There will always be parsing errors when you prioritize fast tokenizing that uses few computer resources. People generally won’t want to wait while their browser parses things.
It’s also worth noting that for Japanese, Migaku has an SRS-backed course that teaches grammar and vocabulary, which can help with learning common vocabulary that might have unfortunate parse errors in various cases.
It can be argued that Migaku should be more upfront about the limits of the technologies they use. It’d also be nice to know what they’re using under the hood, as some people might be willing to contribute to helping improve the tools.
But since the state of parsing Japanese isn’t perfect outside of tools that are expensive (on time, CPU, (V)RAM, and/or database/model storage), and as such certain parsing issues cannot be reasonably avoided, I wouldn’t consider it to be “misleading”.
Disclaimer 1: I have a lifetime Migaku membership.
Disclaimer 2: I have a website that provides manga frequency lists made using OCR, and I don’t yet have a disclaimer about the limits of OCR and its impact on the frequency lists. (But I plan to add such a disclaimer…eventually.)
Is your website paid or is it free? I think the ethical standards for disclosure are higher if your asking for donations than if it’s free and MUCH higher if your requiring money to use it.
Also, do you have a frequency list for A Silent Voice / 聲の形?
I tried Migaku 2 months ago when I saw it was on sale and a day later I bought the lifetime subscription. I think it’s a wonderfull program and more importantly - the devs are very active on Discord. What works best is to start a topic in the ‘problem’ section there and give these examples so they can look at it.

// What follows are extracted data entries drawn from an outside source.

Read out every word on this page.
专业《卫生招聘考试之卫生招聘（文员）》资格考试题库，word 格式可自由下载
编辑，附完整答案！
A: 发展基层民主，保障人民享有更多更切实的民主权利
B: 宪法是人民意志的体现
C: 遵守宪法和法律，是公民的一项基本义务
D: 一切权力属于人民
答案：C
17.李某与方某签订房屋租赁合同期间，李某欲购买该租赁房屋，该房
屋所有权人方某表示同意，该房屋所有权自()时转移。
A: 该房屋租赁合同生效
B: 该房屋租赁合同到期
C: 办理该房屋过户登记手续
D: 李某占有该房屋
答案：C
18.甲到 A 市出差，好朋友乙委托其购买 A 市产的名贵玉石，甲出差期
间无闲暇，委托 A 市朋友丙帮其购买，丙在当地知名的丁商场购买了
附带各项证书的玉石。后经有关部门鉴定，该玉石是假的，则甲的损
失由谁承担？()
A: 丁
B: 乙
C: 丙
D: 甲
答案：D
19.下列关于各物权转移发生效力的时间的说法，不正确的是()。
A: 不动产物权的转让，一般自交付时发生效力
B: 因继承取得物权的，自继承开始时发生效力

It’s certainly not perfect, sometimes it will break down a word incorrectly like the example you give. But in those cases I find it often very obvious and when making a card for that word I simply manually correct it.
I use Migaku in combination with Youtube, Netflix, epubs and visual novels and the amount of vocab it recognized incorrectly was not that much at all.
So no, it’s not ‘misleading users’, it’s just not perfect.
I think it’s a bit easier for me to be forgiving because Migaku used to be free. As it’s a paid product, having a section on technology limitations would be nice.
聲の形
Free. I may add donation and subscription options in the future, but if I do, all currently free functionality will always remain free.
I thought I had this one, but it seems I don’t. The first two volumes are currently free to read on Kobo, so I can grab them and extract frequency lists from there. I’ll ping you when I have them added to the site.
I think it used to be 400,- last year too, but occasionally they have a sale for 200,-. That was somewhere around Christmas until early january and the reason I bought it instead of a monthly subscription. I used Yomitan and a texthooker before Migaku, but despite that being free, I found Migaku so much easier to use that I knew I would use it a lot.
I subscribed to other systems too like WK and Bunpro and in hindsight it would have been cheaper for me if I would have bought a lifetime subscription for those too right at the start.
I bought a lifetime for WK btw after I got to lvl 60. I still use it a lot to look up Kanji and vocab when I forgot something.
I suspect part of what’s going into the pricing is their support of many different languages. But at the same time, supporting many languages should get them a larger number of subscribers.
Ah ok. Maybe because their team expanded, I believe they have a team of 15 people now working on this and still are looking for more. As Christopher mentions above, you can get it for 200,- now. With those price increases that’s a nobrainer if you think you’ll use this enough.
Or simply go for the free Yomitan/Anki/Texthooker route, but that is more pain to setup and use.
I’m sad to see that the price is going in early February. I was actually thinking about dropping Duo Lingo and starting either BunPro or Migaku. At my level I think BunPro would be a lot more helpful. So I’m hesitant to jump in on a lifetime subscription to Migaku.